TCP connections don't time out

We have two apps running on a solaris x86 host which connects via TCP/IP to two serial ports (configured prn with no flow control) on a TS4. This is a protocol link to a third party.

Tty termtype dev sess uid edelay auto bin group dport dest

1 vt100 prn 4 none 1 off off none none none
2 vt100 prn 4 none 1 off off none none none
3 vt100 term 4 none 1 off off none none none
4 vt100 term 4 none 1 off off none none none

If the solaris host is powered off suddenly or reset, when it comes up again it will not connect to the TS4, because it now has different ephemeral port numbers. (a SYN from the host is replied with an RST from the TS4).

Also the problem sometimes occurs on only one port connection, with unknown cause.

The TS4 shows (using ‘who’) that it already has two existing tty processes running and connected to ports 2101, 2102, I assume waiting for data (that will never come) from the old ephemeral ports on the host.

>>> These tty processes never time out, and I see no config option for this, eg such as inactivity time-out. <<<

I have configured TCP keepalives to reset the connection when the host socket disappears, and this works, but the minimum recovery time I can configure is about 50 secs, which is too long.

TCP KeepAlive
Active : on
Byte : on
Idle : 00:00:10 (Minimum time)

TCP Probe
Count : 5 (Minimum)
Interval : 10 seconds (Minimum)

Is there another way to do this which will result in recovery times < 10 seconds?
Is this a bug, or, can you enhance your firmware to provide a timeout config option, or change the keepalive minimum values?

I have tried this on release_82000716_K and release_82000716_J firmware.

If I remember correctly, anything less than 50 is a violation of RFC.

You may want to consider generating some sort of script to kill the socket connections in the event the Solaris server reboots.

I typically use expect, it is the easiest for compiling a simple script.

Thanks,
RFC1122 (4.2.3.6 TCP Keep-Alives) specifies the default must be no less than 2 hours, but I couldn’t find an RFC that specified minimum configurable parameters. Do you have the reference?

RFC1122 and RFC2525 point to potential problems with small timeouts but these are more concerned with devices on a large network experiencing delays and the connections being prematurely terminated.

In our application, the TS4 is on a dedicated 10/100baseT link to the Solaris host; it is acting more as a local peripheral to provide serial ports, and bandwidth and delays aren’t a big issue.

The script idea was considered, but we thought it would be better solved using configuration if possible.

We are using 3x TS16 units, and 12x TS4 units in this configuration in our client’s system.

Sorry, I do not know the specific RFC involved.

I do know that a value less than 50 seconds is not possible in the configuration of these products.

One other possibility might be the use of “port sharing” so that a socket doesn’t block if its been orphaned by a rebooted server/lost connection/etc. See the “set sharing” command in the command reference. You’d probably want to change the number of clients from the default of 1 to 2.
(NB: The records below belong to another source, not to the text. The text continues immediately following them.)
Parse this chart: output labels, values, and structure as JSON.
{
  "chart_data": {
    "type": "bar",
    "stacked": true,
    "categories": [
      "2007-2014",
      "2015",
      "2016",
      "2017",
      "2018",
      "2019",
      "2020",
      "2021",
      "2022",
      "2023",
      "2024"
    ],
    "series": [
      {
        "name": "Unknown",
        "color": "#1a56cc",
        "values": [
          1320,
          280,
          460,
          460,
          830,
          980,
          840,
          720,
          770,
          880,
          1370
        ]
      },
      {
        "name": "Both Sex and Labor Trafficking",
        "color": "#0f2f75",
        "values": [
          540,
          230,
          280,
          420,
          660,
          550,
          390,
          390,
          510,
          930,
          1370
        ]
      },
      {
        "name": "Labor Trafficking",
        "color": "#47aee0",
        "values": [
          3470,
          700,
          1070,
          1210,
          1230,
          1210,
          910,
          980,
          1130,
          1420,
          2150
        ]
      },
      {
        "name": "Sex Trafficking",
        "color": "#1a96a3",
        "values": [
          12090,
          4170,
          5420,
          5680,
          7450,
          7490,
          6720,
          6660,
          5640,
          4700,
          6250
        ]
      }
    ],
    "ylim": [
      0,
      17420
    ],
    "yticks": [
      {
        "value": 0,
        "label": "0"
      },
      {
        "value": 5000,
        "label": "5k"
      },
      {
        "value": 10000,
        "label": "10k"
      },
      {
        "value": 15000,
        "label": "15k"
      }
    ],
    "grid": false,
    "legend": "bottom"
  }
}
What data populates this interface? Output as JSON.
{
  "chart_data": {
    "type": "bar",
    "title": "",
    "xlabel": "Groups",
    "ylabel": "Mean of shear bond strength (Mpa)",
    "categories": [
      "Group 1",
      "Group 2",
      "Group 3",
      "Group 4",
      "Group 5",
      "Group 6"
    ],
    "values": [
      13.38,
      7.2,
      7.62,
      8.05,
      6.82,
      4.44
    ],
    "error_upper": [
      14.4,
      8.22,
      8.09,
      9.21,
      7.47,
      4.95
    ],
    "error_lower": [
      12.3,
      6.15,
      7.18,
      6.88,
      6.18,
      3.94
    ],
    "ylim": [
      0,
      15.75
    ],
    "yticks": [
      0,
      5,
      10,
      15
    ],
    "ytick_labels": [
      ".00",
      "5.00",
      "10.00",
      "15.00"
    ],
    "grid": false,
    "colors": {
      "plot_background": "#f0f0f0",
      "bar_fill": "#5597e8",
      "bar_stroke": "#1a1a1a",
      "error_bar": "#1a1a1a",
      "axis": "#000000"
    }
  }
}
I believe the TS4 does not comply with RFC793 section 3.4 under “Half-open connections and other anomalies”. http://www.faqs.org/rfcs/rfc793.html [1]

Half open connections are supposed to autorecover as follows:

In figure 10 of [1], the crashed host (TCP-A) attempts to reconnect, and sends a SYN, (eg with SEQ=0, ACK=0 in our case) - step 3 in fig 10
The sequence number 0 is outside the current TS4 TCP window, so the TS4 (TCP-B) should respond with an acknowledgement indicating what sequence it next expects to hear (eg, ACK=1234) - step 4
The host TCP-A sees that this segment does not acknowledge anything it sent for any existing connection, detects this as a half-open connection, and sends an RST, SEQ=1234 to the TS4 which aborts the connection.

What actually happens is, instead of the ACK in step 4, the TS4 sends an immediate RST, ACK=0, SEQ=0, and prevents the host from detecting the half open port as it never learns the next sequence number and in any case the RST from the TS4 aborts the whole sequence.

I assume the TS4 is resetting the connection on the basis that it specifically dis-allows port-sharing, ie one exclusive instance of the tty process which is “mapped” to the specific user port on the host. The TS4 cannot create a new connection because its port is in exclusive use, and sends an RST without aborting the current tty process.

However, this method defeats the detection and recovery of half-open ports as per RFC 793.

Thanks Michael,
I thought of that too, (possibly in conjunction with keepalives, the host would re-connect on the new socket while the old one was timing out,) but the TS4 doesn’t support port sharing. Only TS8, TS16, and the MEI types support it.

I still think the tty task inside the portserver should be configurable with a connection idle timeout set by the user. Surely this is a common issue?

Looks like a script will have to be the solution, or put up with the 50 sec keepalive delay.

You’re right, I was thinking TS4 MEI. Sorry about the misinformation.